Saturday, July 29, 2017

Beans

Red Baron not only loves beans but all sorts of pulses. My love for beans is some sort of atavism, for I remember well 1946, the year of malnutrition, when my father came home with a sack full of colorful horse beans. So we had beans as a soup, mashed, as a side dish, and I loved them. My favorite dish is fava beans with bacon, while black beans are best in any form.

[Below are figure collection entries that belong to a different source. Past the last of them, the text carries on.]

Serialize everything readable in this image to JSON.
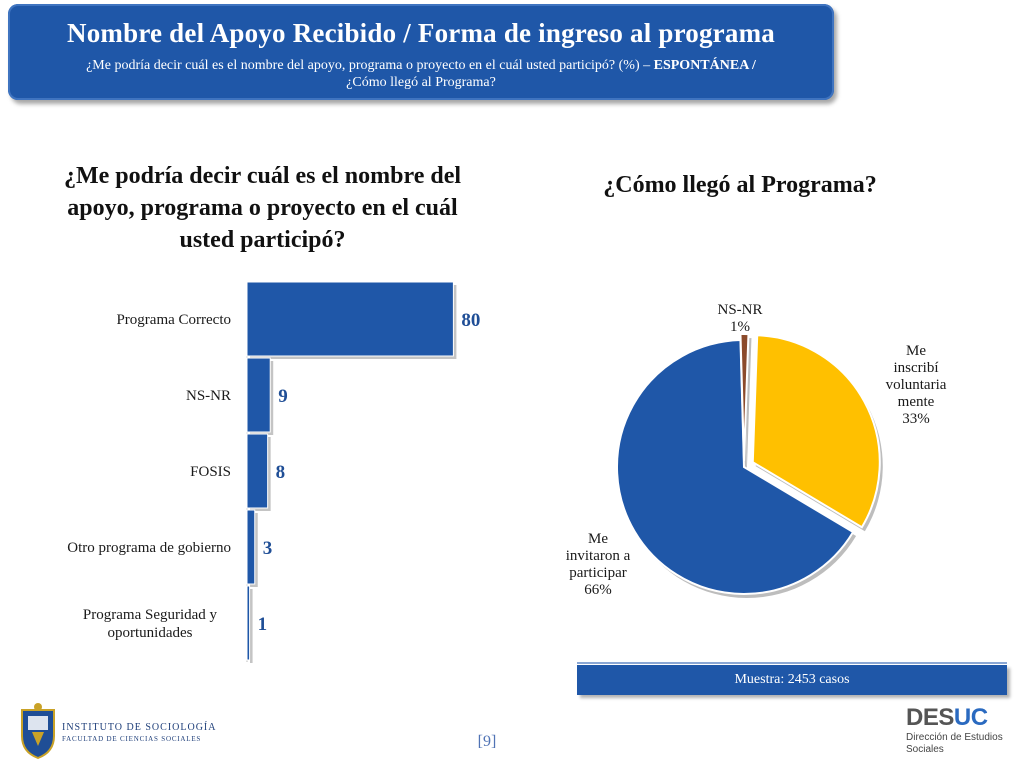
{
  "header": {
    "title": "Nombre del Apoyo Recibido / Forma de ingreso al programa",
    "subtitle_a": "¿Me podría decir cuál es el nombre del apoyo, programa o proyecto en el cuál usted participó? (%) – ",
    "subtitle_bold": "ESPONTÁNEA /",
    "subtitle_b": "¿Cómo llegó al Programa?"
  },
  "left_question": "¿Me podría decir cuál es el nombre del apoyo, programa o proyecto en el cuál usted participó?",
  "right_question": "¿Cómo llegó al Programa?",
  "muestra": "Muestra: 2453 casos",
  "page_number": "[9]",
  "logo_left": {
    "line1": "INSTITUTO DE SOCIOLOGÍA",
    "line2": "FACULTAD DE CIENCIAS SOCIALES"
  },
  "logo_right": {
    "name_a": "DES",
    "name_b": "UC",
    "sub1": "Dirección de Estudios",
    "sub2": "Sociales"
  },
  "colors": {
    "primary": "#1f57a8",
    "yellow": "#ffc000",
    "brown": "#8b4a2b",
    "label_blue": "#1f4e96"
  },
  "chart_data": [
    {
      "type": "bar",
      "orientation": "horizontal",
      "categories": [
        "Programa Correcto",
        "NS-NR",
        "FOSIS",
        "Otro programa de gobierno",
        "Programa Seguridad y oportunidades"
      ],
      "values": [
        80,
        9,
        8,
        3,
        1
      ],
      "xlim": [
        0,
        100
      ]
    },
    {
      "type": "pie",
      "slices": [
        {
          "label": "Me inscribí voluntariamente",
          "value": 33,
          "display": "33%"
        },
        {
          "label": "Me invitaron a participar",
          "value": 66,
          "display": "66%"
        },
        {
          "label": "NS-NR",
          "value": 1,
          "display": "1%"
        }
      ]
    }
  ]
}
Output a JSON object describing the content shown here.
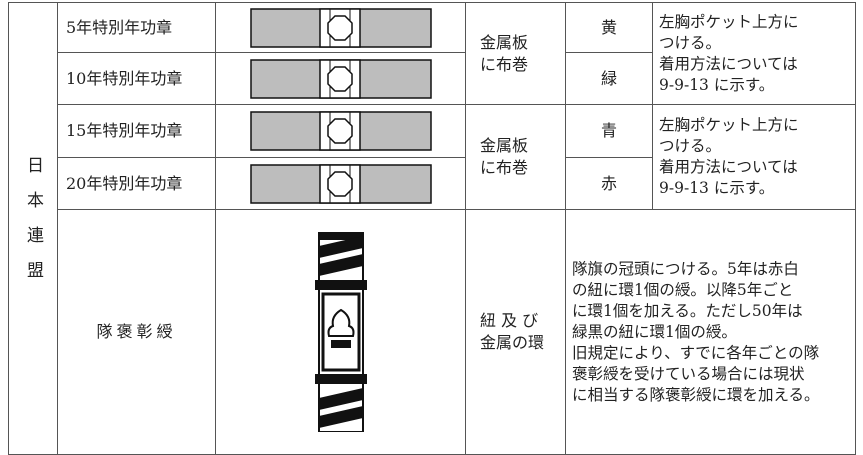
{
  "table": {
    "org": "日本連盟",
    "rows": [
      {
        "name": "5年特別年功章",
        "color": "黄"
      },
      {
        "name": "10年特別年功章",
        "color": "緑"
      },
      {
        "name": "15年特別年功章",
        "color": "青"
      },
      {
        "name": "20年特別年功章",
        "color": "赤"
      }
    ],
    "groups": [
      {
        "material": "金属板\nに布巻",
        "note": "左胸ポケット上方に\nつける。\n着用方法については\n9-9-13 に示す。"
      },
      {
        "material": "金属板\nに布巻",
        "note": "左胸ポケット上方に\nつける。\n着用方法については\n9-9-13 に示す。"
      }
    ],
    "last": {
      "name": "隊褒彰綬",
      "material": "紐 及 び\n金属の環",
      "note": "隊旗の冠頭につける。5年は赤白\nの紐に環1個の綬。以降5年ごと\nに環1個を加える。ただし50年は\n緑黒の紐に環1個の綬。\n旧規定により、すでに各年ごとの隊\n褒彰綬を受けている場合には現状\nに相当する隊褒彰綬に環を加える。"
    }
  }
}
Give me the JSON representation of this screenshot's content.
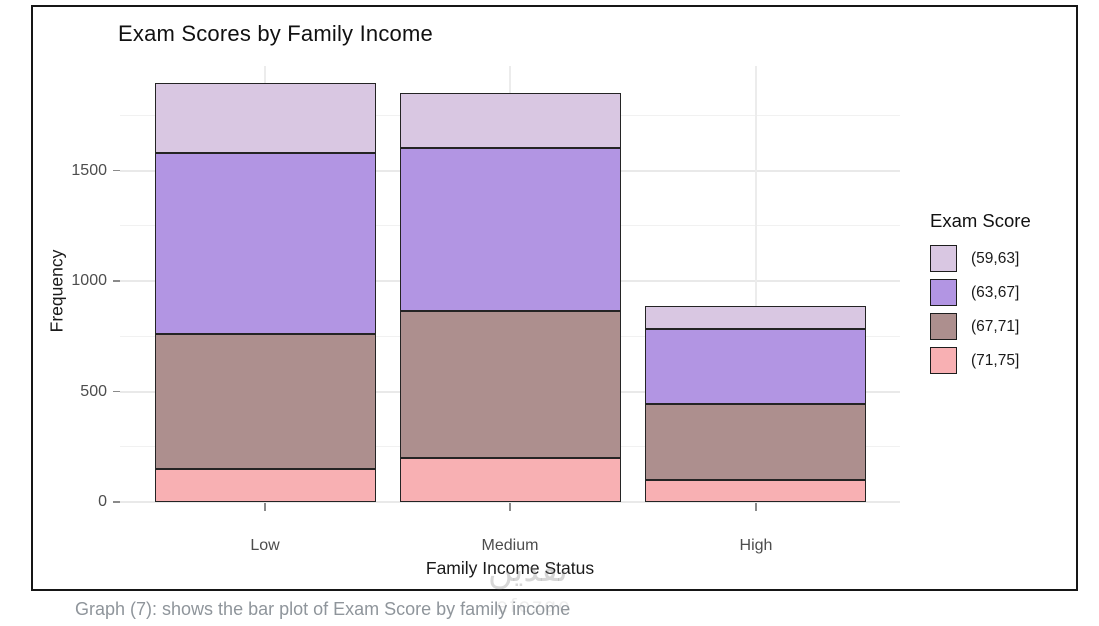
{
  "chart_data": {
    "type": "bar",
    "stacked": true,
    "title": "Exam Scores by Family Income",
    "xlabel": "Family Income Status",
    "ylabel": "Frequency",
    "categories": [
      "Low",
      "Medium",
      "High"
    ],
    "series": [
      {
        "name": "(71,75]",
        "color": "#f8b0b3",
        "values": [
          150,
          200,
          100
        ]
      },
      {
        "name": "(67,71]",
        "color": "#ad8f8e",
        "values": [
          610,
          665,
          345
        ]
      },
      {
        "name": "(63,67]",
        "color": "#b295e3",
        "values": [
          820,
          735,
          340
        ]
      },
      {
        "name": "(59,63]",
        "color": "#d9c7e2",
        "values": [
          315,
          250,
          100
        ]
      }
    ],
    "stack_order_bottom_to_top": [
      "(71,75]",
      "(67,71]",
      "(63,67]",
      "(59,63]"
    ],
    "totals": [
      1895,
      1850,
      885
    ],
    "y_ticks": [
      0,
      500,
      1000,
      1500
    ],
    "ylim": [
      0,
      1970
    ],
    "grid": true,
    "bar_outline_color": "#242424",
    "legend": {
      "title": "Exam Score",
      "position": "right",
      "entries": [
        "(59,63]",
        "(63,67]",
        "(67,71]",
        "(71,75]"
      ]
    }
  },
  "caption": "Graph (7): shows the bar plot of Exam Score by family income",
  "watermark": {
    "text": "نقدين",
    "subtext": "efezgo"
  }
}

The other day I read an article in Freiburg's Sunday paper Der Sonntag about soybeans. This rang another bell. As a graduate student in Munich, I frequently listened to the American Forces Network (AFN) and learned that soybeans are a traded commodity and Mickey Mantle is a baseball legend.

©dpa
Soybeans are high-quality fodder and the basis for bean curd (tofu) too. Those magic protein-rich beans are an American export hit worldwide. Here in Germany, US soybeans are mostly known for being genetically modified. So farmers on the Upper Rhine saw a market niche satisfying an increasing number of vegans looking for Biotofu (organic bean curd). Demand exceeds the supply, although areas under cultivation have doubled over the past two years to 7000 hectares (17,000 acres). Only beekeepers are pouting, for soybeans provide no nutrition to bees.

Soybeans love warm weather, need temperatures of at least 6 °C, have a vegetation period of 150 to 180 days, and require soil temperatures of at least 10 °C while germinating. With climate change, the Upper Rhine Plain is becoming an ideal region for soybean cultivation. Where grapes grow, soybeans grow too. While young plants have problems fighting weeds, herbicides are taboo in organic farming. Instead of labor-intensive hoeing and plowing, the trick is to seed soybeans together with rye, the latter serving as a shield against weeds. It is like mulching, a farmer explained.

Be assured, friends, America remains first; we will not export our beans.